More than 300 schoolboys abducted last week by armed men in northwest Nigeria had been released, the Katsina State governor said.

On Thursday, in an announcement, Gov. Aminu Bello Masari said that the 344 boarding school students turned over to security officials that would get physical examinations before being reunited with their families.

President Muhammadu Buhari welcomed their release, calling it "a big relief to their families, the entire country and the international community," according to a statement from his office.

Amid an outcry against the West African country's government over insecurity in the north, Buhari noted his administration's successful efforts to secure the release of previously abducted students and added that the leadership "is acutely aware of its responsibility to protect the life and property of the Nigerians."

Boko Haram claimed responsibility for last Friday's abduction of the students from the all-boys Government Science Secondary School in the Katsina State village of Kankara.

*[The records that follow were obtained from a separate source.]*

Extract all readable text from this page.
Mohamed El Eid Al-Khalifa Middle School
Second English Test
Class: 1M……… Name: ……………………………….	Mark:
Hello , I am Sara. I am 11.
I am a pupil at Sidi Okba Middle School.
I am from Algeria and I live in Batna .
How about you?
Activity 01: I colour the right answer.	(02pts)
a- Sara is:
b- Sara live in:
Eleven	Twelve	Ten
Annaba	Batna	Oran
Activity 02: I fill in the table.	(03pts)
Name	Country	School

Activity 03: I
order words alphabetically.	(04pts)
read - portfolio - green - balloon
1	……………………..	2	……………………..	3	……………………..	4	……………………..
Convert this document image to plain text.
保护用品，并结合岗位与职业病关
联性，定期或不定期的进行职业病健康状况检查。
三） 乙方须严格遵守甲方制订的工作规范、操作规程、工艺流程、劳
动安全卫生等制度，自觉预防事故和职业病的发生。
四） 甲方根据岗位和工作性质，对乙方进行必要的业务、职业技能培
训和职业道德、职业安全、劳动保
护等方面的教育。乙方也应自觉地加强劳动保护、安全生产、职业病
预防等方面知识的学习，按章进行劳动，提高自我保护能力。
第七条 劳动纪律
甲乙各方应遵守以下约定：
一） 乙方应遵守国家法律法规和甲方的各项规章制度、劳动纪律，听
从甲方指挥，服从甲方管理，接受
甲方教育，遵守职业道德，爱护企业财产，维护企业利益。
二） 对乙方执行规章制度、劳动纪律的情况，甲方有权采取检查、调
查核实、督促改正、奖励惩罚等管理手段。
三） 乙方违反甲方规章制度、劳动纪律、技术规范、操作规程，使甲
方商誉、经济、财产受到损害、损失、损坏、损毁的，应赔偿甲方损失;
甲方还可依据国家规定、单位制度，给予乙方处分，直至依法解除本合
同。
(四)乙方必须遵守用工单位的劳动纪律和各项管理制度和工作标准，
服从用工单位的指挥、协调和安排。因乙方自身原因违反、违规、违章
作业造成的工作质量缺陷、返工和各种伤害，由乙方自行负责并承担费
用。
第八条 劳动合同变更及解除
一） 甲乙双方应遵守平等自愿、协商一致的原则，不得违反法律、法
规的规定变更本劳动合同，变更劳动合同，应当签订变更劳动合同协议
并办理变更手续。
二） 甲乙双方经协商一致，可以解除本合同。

The jihadist group attacked because they believe Western education is un-Islamic, factional leader Abubakar Shekau said in a video earlier this week. More than 800 students were in attendance at the time of the attack.

According to Amnesty Government, The attackers were originally described as bandits. The attack was likely carried out by local gangs, who have staged increasingly deadly assaults in northwest Nigeria this year, and could have been collaborating with Boko Haram. Armed bandits have killed more than 1,100 people since the beginning of the year in the region.

The group has been mainly active in northeast Nigeria, but with the abductions from the school in Katsina state, there is worry the insurgency is expanding to the northwest.

Parents of the missing students have been gathering daily at the school in Kankara. News of the students' release came shortly after the release of a video Thursday by Boko Haram that purportedly showed the abducted boys.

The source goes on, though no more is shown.